Tout le corps social est pris par le démon de la contestation
Laisser-aller des autorités, absence de vision des gouvernants ou échec des politiques des pouvoirs publics?
Après un Ramadhan relativement calme, la rue algérienne entame le mois de septembre avec les prémices d’un bouillonnement sans précédent. Plusieurs émeutes à Alger, Tizi Ouzou, Béjaïa, Skikda, Djelfa ont éclaté depuis le début de ce mois. Ces protestations ont toutes un dénominateur commun. Elles sont, pour le moment, limitées au seul volet social, sans revendication politique apparente. Les citoyens revendiquent des logements, de l’eau potable, le revêtement des routes et ils dénoncent les récurrentes coupures d’électricité. Comment expliquer toutes ces manifestations sur le terrain? Pourquoi l’Algérien ne décolère pas et recourt à la rue à chaque fois qu’il est confronté à un problème? Cela ne signifie-t-il pas que les élus locaux ne représentent aucunement leurs concitoyens, cela ne traduit-il pas un grave déficit de représentation?
Les villageois parlent de laisser-aller des autorités, les politiques évoquent l’absence de vision des gouvernants alors que les sociologues expliquent cette situation par l’échec des politiques publiques en matière de prise en charge des besoins sociaux des populations.
Le politologue Mohamed Hadef explique cette situation par l’absence de nouvelles voies pacifiques pour s’exprimer et demoyens pour mesurer le climat de défiance qui prévaut chez la population.
«Les grands problèmes socio-économiques n’ont jamais été résolus d’une manière radicale et efficace», a-t-il déclaré, soulignant que la société algérienne est actuellement en position de défi à cause du bricolage érigé en politique de gestion.«Pour l’instant, nous n’avons pas encore jeté les bases solides d’un nouvel ordre social juste et équitable. Il est à construire avec des lois, des règles, sur des nouvelles bases, solides, crédibles et efficaces», a précisé notre interlocuteur.

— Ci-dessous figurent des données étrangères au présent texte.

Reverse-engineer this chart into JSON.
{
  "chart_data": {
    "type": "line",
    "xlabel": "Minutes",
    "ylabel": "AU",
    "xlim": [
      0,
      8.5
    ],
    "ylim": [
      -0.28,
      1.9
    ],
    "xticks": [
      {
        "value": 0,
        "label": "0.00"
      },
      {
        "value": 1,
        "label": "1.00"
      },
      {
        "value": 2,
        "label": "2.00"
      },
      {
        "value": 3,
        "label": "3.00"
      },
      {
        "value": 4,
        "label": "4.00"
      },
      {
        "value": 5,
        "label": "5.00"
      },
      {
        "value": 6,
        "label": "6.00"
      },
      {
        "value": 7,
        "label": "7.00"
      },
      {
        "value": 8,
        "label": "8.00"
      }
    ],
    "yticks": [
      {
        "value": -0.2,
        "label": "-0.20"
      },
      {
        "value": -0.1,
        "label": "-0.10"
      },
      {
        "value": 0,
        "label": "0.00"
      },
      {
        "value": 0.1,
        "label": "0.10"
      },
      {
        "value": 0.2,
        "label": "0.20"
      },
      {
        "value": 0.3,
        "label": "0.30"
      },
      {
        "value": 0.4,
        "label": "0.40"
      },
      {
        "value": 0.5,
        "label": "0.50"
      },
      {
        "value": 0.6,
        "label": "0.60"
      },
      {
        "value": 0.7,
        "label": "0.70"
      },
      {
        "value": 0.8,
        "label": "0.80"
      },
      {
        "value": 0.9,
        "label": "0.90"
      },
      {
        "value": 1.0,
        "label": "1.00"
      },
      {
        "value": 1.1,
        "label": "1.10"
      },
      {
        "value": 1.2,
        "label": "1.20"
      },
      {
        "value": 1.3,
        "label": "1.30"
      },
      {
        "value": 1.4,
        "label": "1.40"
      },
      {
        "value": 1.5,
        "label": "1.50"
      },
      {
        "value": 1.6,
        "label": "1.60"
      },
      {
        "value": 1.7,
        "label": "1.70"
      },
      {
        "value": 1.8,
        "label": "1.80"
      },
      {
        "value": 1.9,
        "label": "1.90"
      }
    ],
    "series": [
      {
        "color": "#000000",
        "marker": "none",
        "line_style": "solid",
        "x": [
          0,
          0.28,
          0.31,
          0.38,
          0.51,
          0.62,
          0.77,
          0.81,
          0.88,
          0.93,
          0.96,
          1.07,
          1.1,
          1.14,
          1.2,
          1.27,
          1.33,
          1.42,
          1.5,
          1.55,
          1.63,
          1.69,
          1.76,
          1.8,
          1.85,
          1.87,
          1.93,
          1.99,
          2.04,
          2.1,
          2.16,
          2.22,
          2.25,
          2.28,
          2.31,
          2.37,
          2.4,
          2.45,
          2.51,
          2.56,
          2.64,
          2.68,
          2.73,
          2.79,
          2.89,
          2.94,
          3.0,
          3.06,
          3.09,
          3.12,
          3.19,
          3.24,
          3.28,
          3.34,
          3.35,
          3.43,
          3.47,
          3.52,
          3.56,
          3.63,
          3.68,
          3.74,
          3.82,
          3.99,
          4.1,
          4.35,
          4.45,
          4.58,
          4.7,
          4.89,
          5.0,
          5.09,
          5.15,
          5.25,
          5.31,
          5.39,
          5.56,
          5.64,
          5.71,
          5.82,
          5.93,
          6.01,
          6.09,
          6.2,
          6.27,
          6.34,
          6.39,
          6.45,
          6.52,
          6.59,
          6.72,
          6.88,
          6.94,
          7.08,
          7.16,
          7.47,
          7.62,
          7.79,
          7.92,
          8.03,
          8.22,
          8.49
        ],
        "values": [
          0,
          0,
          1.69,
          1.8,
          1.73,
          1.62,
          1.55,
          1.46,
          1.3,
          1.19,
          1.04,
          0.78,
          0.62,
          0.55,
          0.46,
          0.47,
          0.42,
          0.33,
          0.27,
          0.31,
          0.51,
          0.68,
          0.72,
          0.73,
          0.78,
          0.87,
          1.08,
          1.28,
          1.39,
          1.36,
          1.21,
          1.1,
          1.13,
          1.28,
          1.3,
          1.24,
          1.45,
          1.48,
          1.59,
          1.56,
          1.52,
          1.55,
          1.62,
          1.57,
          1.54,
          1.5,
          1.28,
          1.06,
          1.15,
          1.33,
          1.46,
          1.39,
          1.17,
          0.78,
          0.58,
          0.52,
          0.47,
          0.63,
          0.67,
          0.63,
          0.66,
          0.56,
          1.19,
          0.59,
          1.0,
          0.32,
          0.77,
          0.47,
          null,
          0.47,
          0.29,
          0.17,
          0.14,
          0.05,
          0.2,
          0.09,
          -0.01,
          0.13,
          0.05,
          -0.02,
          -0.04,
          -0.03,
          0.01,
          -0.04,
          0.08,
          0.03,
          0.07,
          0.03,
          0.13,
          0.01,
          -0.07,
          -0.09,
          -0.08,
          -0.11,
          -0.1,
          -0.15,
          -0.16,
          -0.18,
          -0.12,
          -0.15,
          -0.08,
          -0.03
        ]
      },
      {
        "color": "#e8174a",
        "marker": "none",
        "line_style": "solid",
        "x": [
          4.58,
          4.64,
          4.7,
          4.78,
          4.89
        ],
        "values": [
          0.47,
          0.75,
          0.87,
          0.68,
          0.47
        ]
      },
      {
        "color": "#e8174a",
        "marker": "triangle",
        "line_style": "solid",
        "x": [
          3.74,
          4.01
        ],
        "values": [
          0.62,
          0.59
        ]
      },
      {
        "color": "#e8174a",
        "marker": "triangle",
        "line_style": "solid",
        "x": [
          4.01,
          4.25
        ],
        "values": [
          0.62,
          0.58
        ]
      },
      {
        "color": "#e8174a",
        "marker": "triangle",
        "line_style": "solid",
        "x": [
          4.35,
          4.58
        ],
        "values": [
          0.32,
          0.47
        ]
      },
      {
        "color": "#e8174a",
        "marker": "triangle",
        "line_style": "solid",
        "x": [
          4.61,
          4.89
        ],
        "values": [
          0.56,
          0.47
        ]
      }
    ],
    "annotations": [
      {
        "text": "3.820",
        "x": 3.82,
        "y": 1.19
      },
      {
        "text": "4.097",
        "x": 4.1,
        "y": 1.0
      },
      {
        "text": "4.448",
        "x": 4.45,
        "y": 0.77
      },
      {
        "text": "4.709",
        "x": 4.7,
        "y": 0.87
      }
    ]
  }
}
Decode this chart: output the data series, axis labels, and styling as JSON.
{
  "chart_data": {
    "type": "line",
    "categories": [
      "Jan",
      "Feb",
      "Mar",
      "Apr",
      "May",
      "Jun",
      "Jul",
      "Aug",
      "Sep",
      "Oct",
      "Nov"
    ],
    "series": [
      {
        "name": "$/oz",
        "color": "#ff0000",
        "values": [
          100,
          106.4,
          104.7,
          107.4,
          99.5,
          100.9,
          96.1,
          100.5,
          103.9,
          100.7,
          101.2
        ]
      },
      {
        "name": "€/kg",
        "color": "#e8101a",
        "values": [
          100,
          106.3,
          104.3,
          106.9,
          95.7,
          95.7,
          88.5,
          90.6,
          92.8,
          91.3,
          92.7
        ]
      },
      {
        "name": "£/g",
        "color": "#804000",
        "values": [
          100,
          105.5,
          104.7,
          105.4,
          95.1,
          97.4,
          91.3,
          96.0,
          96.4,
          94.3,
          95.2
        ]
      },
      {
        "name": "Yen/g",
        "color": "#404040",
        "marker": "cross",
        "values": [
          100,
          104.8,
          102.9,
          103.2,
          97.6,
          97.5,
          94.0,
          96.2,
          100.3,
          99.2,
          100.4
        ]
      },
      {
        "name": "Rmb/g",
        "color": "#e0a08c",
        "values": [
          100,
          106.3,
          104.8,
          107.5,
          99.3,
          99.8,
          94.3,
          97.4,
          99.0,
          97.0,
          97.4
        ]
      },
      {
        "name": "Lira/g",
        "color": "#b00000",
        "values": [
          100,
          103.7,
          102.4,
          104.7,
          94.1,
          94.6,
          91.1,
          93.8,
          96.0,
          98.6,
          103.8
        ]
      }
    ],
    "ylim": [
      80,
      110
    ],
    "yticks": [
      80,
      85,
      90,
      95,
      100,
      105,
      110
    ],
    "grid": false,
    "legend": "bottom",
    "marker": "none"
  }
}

Le sociologue Abdelmadjid Merdaci explique pour sa part, ces mouvements de protestation répétitifs par «l’échec global du pouvoir politique à projeter un avenir» meilleur pour la société. «La situation globale procède d’un échec des politiques adoptées par les pouvoirs publics», a-t-il estimé. M. Merdaci évoque également le manque de légitimité des institutions électives au niveau local et le caractère arbitraire de l’administration qui «monopolise la décision».
Sur le dossier du logement, source de cette exaspération sociale, notre interlocuteur se réfère à la donnée irréversible de l’urbanisation. Ce processus a, a-t-il estimé, fait que la pression de la demande est supérieure à la capacité de l’offre des pouvoirs publics. A Alger, cette donne a embrasé plusieurs quartiers ces derniers jours.
Pour Ziad Lefgoum un activiste du mouvement associatif, président de l’association culturelle Tussna, cette situation peut être expliquée par le nombre par trop important de problèmes sur le front social.
Notre interlocuteur, qui a voulu préserver l’anonymat, cite parmi ces problèmes l’injustice, le verrouillage des espaces d’expression, les promesses non tenues des responsables et l’exclusion totale des citoyens sur les sujets les concernant.
«Cela en plus de la corruption qui a gangréné tous les niveaux du pouvoir, provoquant la décomposition totale des institutions de la République», a-t-il ajouté.
Pour un membre d’un comité de village, cette situation est due au laisser-aller des autorités.
Les habitants de son village ont organisé quatre mouvements de protestation en l’espace seulement d’une année. Les revendications sont sociales, tournant autour de l’alimentation en eau potable, en gaz de ville et la construction des routes. «On a protesté en une année quatre fois. On a fermé le siège de l’APC, de la daïra, de l’ADE, on a rencontré les responsables locaux, on a signé des PV, mais presque rien de concret n’est venu alléger notre quotidien. Si la situation perdure, et si on va protester encore une fois, c’est qu’il y a négligence. Les promesses des pouvoirs publics ne sont que de la poudre aux yeux. Ils ne se soucient pas des préoccupations citoyennes», a-t-il expliqué. «Comment demander à l’Algérien donc de ne pas protester quand le secrétaire général d’une daïra dit à ses interlocuteurs d’un comité de village que nous sommes gérés par la rue? N’est-ce pas là une invitation en bonne et due forme à la protestation?», explique notre interlocuteur.